Roger Sueess

Roger Sueess

CEO

Roger Sueess, CEO of Green Datacenter, discusses the company’s cloud transformation and hyperscale capabilities alongside its commitment to sustainabi...

Roger Sueess is the CEO of Green Datacenter, a Switzerland-based company providing data centres and colocation services. “I started back in the day doing a computer science and electrical engineering baccalaureate at university. My background in development, starting as a consultant and freelancing, was quite helpful because I started to learn how to leave an impact on people. I spent around 20 years within the banking industry in different roles, at two of the biggest Swiss banks. And then last year I joined Green as CEO.”

Sueess credits his experience in the banking industry as well preparing him for his current role. “My time at the banks helped a lot, whether it was as CTO or Global Head of Engineering, which operated almost as a mini company within a company. There was also the whole business engagement with regards to adopting the cloud and so forth. Having had that, as well as the chance to work abroad in New York, Seattle, Vancouver and all across Europe, was quite helpful to the role now.”

Sueess’s approach to leadership is characterised by trust in his employees. “I try to have a very collaborative, open, transparent leadership style. It’s about trying to create the space for my directs and so forth to thrive.” The ongoing coronavirus pandemic has not altered this approach, instead clarifying its necessity. “We've seen in these challenging times the importance of having a sound corporate culture based on trust. We’ve had to give quite a long leash to people to keep the business running as if nothing had happened and that’s worked out.”
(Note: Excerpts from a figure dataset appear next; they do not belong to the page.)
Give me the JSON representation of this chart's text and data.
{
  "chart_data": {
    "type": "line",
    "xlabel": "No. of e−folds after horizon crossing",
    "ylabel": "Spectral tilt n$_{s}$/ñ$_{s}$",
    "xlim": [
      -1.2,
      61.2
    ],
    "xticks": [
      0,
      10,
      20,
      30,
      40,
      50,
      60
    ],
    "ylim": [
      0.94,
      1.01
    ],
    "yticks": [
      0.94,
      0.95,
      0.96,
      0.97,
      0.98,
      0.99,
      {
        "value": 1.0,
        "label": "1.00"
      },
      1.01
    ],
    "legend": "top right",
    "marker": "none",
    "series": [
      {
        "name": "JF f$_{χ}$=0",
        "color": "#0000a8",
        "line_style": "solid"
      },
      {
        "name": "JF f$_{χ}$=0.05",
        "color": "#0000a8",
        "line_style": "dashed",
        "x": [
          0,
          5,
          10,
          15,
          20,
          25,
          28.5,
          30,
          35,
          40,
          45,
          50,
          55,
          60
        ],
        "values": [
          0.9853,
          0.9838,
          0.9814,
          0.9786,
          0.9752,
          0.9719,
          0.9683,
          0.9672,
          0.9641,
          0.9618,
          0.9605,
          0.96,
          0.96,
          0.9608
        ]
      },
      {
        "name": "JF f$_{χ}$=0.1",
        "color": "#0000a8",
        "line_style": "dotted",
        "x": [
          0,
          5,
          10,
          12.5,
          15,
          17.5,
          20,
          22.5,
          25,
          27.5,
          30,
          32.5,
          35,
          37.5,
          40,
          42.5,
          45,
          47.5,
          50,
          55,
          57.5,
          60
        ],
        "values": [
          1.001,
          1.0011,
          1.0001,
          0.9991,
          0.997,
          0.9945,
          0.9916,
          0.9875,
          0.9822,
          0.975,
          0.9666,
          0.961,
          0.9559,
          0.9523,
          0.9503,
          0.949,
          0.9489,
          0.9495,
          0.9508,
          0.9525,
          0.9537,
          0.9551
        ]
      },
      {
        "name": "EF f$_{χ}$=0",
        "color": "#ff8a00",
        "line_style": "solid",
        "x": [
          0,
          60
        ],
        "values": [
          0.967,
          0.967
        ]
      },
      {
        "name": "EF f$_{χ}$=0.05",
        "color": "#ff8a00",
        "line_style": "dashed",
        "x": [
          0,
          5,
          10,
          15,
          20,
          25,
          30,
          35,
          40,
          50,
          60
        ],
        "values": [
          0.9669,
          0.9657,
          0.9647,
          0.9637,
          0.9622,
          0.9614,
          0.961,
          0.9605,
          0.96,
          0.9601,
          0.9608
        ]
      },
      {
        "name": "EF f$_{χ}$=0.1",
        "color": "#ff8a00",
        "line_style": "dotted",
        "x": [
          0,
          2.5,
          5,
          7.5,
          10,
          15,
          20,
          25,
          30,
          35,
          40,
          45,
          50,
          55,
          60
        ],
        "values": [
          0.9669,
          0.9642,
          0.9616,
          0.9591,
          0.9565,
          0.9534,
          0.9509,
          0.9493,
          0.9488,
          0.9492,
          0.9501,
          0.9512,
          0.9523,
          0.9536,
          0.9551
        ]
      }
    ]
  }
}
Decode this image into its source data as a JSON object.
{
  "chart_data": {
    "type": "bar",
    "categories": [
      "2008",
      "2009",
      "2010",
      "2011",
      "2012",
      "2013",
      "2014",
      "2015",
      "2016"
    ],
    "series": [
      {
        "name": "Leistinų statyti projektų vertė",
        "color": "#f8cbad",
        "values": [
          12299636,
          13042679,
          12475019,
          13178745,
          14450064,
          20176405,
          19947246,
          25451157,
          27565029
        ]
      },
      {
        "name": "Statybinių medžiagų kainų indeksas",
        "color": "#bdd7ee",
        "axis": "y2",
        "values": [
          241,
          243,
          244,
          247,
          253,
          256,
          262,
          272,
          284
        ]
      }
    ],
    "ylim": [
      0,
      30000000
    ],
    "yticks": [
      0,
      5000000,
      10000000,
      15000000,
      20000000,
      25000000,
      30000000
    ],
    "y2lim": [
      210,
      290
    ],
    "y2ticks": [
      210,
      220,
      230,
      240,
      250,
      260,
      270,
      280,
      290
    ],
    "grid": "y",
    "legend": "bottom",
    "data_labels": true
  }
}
That’s not to say that there’s any complacency in Sueess’s approach, with some elements, such as communication, requiring more attention in these trying times. “What changes is that you have to be a bit more precise and a bit more frequent with those channels to keep people engaged and to make sure you’re understanding each other. We’re clearly losing at least some of the dimensions of communication. The video stuff helps a lot, but you do lose that closeness.” For a midsize company, maintaining that closeness is even more imperative. “At smaller companies the decision path is very short, very direct. With people working from home, you just have to pay your people more attention and make sure that they're all understanding what's going on.”